ACA §F.1.
Client & Supervisee Welfare
The supervisor's primary obligation is monitoring services provided to clients while attending to the supervisee's professional development.
Section V
Every supervision decision is tested against the ACA Code of Ethics, the Georgia Composite Board rules, HIPAA, and my own conscience — in that order and all at once.
Ethical practice in supervision is not a separate topic; it is the atmosphere. I hold three responsibilities in view at all times: the welfare of the client the supervisee is serving, the professional development of the supervisee, and the integrity of the profession the supervisee is entering. When these responsibilities tension against each other, client welfare wins.
ACA §F.1.
The supervisor's primary obligation is monitoring services provided to clients while attending to the supervisee's professional development.
ACA §F.2.
I supervise only within domains where I hold clinical competence and have received training in supervision itself.
ACA §F.4.
A written contract names goals, methods, evaluation, confidentiality limits, emergency procedures, and dispute resolution.
ACA §F.5.
Non-professional relationships are avoided; where unavoidable, the risks are documented and reviewed with my supervisor-of-supervision.
ACA §F.6.
Concerns are addressed in writing, with a fair remediation plan, before any endorsement decision is made or withheld.
GA Rule 135-11
Supervision is documented monthly, hours are tracked accurately, and supervision agreements comply with Georgia's Rules for LAPC direction.
HIPAA / 42 CFR
Case discussion uses the minimum necessary identifiers. Recordings live on encrypted devices and are destroyed on the schedule named in the contract.
ACA §C.2.a.
Supervision attends to culture, identity, and power as clinical variables — not as an addendum to competence.

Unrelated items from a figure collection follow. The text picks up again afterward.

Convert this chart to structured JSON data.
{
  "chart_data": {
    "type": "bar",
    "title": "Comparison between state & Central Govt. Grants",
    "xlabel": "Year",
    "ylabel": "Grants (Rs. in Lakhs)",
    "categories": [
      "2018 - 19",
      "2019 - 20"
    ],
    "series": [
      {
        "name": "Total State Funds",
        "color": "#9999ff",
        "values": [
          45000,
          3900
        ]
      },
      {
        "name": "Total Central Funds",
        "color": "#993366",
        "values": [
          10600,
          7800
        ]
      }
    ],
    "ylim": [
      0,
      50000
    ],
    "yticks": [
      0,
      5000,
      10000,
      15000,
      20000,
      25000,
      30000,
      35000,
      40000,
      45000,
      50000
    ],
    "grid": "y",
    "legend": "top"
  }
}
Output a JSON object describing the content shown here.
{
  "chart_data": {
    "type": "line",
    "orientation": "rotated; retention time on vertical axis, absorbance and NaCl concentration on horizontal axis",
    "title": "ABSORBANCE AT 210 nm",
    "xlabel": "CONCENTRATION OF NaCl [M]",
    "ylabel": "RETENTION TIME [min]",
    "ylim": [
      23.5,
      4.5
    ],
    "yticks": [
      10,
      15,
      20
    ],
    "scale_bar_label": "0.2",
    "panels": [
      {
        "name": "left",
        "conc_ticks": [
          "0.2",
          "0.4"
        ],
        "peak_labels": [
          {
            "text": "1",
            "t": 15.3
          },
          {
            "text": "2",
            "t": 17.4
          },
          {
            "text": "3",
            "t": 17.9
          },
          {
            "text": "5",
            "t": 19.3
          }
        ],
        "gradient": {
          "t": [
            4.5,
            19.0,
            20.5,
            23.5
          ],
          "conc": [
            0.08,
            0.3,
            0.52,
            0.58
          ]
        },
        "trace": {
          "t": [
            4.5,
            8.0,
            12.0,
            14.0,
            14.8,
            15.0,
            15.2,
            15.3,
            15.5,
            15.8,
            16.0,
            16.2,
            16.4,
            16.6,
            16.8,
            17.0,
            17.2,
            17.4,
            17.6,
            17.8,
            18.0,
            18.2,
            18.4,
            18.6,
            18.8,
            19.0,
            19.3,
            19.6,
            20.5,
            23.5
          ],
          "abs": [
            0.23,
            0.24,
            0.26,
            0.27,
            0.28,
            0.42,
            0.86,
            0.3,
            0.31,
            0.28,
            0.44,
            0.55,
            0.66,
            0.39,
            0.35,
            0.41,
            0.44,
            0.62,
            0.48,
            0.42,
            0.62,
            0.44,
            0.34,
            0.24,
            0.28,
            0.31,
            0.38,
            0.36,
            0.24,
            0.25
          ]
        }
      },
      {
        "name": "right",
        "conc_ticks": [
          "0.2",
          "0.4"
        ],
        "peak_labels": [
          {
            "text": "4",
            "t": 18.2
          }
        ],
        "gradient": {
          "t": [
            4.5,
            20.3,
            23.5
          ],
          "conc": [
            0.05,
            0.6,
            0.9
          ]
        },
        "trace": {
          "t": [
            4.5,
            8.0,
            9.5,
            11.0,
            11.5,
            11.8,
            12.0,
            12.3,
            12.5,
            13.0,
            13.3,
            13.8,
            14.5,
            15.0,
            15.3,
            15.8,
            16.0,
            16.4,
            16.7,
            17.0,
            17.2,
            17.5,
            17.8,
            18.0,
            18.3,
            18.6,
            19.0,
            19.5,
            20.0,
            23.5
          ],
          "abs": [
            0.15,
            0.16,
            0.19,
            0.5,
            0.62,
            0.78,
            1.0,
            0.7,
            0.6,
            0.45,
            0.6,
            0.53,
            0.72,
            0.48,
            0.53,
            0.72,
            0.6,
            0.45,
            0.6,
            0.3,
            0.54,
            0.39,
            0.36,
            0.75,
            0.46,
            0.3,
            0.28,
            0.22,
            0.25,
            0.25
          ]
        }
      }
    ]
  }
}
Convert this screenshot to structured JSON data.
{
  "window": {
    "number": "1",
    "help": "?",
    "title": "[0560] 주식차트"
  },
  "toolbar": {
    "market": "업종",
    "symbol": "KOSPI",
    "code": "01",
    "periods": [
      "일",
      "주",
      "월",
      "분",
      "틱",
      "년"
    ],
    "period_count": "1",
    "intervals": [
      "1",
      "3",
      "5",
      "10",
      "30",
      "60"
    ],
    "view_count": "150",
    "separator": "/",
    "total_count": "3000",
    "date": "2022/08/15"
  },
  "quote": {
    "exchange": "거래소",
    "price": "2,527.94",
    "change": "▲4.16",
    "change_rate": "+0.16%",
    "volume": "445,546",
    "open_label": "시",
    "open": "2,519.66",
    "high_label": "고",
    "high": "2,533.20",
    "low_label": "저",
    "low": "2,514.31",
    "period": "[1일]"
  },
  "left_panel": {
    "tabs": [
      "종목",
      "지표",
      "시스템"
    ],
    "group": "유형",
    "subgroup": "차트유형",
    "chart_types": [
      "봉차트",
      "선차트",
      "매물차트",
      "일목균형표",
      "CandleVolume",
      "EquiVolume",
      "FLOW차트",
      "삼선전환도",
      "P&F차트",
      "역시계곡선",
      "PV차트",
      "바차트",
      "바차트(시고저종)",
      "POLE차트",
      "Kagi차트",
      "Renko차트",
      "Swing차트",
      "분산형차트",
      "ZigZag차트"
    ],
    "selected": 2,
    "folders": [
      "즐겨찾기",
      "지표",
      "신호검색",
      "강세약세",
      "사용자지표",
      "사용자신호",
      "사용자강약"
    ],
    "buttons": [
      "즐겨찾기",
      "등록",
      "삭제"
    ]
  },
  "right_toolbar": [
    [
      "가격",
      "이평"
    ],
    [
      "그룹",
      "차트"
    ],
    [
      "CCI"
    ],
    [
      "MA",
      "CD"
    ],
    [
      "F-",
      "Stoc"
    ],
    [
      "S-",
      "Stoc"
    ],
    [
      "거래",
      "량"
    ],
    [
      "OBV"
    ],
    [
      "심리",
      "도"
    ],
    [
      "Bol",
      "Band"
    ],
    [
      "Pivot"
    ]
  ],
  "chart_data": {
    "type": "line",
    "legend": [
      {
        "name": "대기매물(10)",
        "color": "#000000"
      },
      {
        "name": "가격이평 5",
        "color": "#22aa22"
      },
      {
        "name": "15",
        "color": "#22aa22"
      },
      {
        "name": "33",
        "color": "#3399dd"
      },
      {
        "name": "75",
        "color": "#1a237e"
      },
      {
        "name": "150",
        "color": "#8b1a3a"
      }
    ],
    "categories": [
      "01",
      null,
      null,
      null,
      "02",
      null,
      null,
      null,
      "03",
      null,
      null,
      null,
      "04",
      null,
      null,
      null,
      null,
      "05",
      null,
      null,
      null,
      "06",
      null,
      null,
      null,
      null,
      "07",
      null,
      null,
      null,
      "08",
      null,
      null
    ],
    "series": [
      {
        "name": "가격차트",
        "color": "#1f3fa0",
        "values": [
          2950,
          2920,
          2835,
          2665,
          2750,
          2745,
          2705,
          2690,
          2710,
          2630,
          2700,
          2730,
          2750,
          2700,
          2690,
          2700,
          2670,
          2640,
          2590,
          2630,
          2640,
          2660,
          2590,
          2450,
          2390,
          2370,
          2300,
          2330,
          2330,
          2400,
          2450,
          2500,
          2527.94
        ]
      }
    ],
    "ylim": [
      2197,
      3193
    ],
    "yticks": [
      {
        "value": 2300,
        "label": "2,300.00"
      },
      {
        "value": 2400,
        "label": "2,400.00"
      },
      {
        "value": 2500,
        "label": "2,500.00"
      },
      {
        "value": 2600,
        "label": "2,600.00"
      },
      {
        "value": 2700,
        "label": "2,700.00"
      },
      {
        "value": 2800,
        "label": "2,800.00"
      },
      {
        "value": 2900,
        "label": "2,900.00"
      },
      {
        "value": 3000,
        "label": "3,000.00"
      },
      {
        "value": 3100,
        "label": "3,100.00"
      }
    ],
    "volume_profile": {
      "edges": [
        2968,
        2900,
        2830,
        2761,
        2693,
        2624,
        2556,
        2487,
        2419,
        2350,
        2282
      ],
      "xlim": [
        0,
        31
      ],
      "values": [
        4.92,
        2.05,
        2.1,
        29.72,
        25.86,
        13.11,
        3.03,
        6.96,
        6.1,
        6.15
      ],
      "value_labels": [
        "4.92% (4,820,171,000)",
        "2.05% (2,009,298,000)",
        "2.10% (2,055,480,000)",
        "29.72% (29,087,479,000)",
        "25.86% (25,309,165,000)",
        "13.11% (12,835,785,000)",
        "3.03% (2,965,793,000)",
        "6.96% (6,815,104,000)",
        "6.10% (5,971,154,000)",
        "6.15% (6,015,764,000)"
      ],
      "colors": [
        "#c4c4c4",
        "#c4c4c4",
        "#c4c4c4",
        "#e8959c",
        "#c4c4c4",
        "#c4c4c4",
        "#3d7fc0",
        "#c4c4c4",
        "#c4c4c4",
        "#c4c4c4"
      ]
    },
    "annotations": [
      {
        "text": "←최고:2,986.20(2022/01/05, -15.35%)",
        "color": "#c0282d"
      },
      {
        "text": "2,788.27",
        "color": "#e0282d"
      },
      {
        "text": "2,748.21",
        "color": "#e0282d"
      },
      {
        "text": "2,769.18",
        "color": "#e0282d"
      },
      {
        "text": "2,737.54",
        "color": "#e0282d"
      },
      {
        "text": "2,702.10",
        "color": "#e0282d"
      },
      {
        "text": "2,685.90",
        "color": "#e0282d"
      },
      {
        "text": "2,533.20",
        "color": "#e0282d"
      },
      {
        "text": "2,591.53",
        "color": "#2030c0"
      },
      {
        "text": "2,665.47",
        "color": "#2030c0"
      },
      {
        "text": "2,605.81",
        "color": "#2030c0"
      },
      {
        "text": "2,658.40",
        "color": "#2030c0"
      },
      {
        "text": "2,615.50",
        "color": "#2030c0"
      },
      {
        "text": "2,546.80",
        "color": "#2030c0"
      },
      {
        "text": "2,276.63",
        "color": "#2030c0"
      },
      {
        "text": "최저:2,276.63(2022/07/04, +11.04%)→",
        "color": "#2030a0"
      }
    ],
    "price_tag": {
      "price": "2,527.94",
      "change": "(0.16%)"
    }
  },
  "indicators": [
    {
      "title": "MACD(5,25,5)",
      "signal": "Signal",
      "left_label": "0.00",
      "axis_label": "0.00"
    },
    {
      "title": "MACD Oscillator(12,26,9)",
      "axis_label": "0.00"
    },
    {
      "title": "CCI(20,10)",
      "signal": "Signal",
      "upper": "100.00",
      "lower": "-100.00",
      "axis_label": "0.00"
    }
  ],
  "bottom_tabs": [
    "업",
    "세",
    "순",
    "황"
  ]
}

Any disclosure of imminent risk to self, to others, or of abuse of a minor or vulnerable adult is discussed in the moment. I do not defer risk conversations to the next scheduled session. The supervisee and I document the decision-making trail together: what was reported, what was assessed, what was decided, who was contacted, and when.
I maintain my own supervision-of-supervision with a Board-approved supervisor. I consult on hard cases, submit to review of my own work, and carry current professional liability coverage that names supervisory activity. A supervisor who is not being supervised should not be supervising.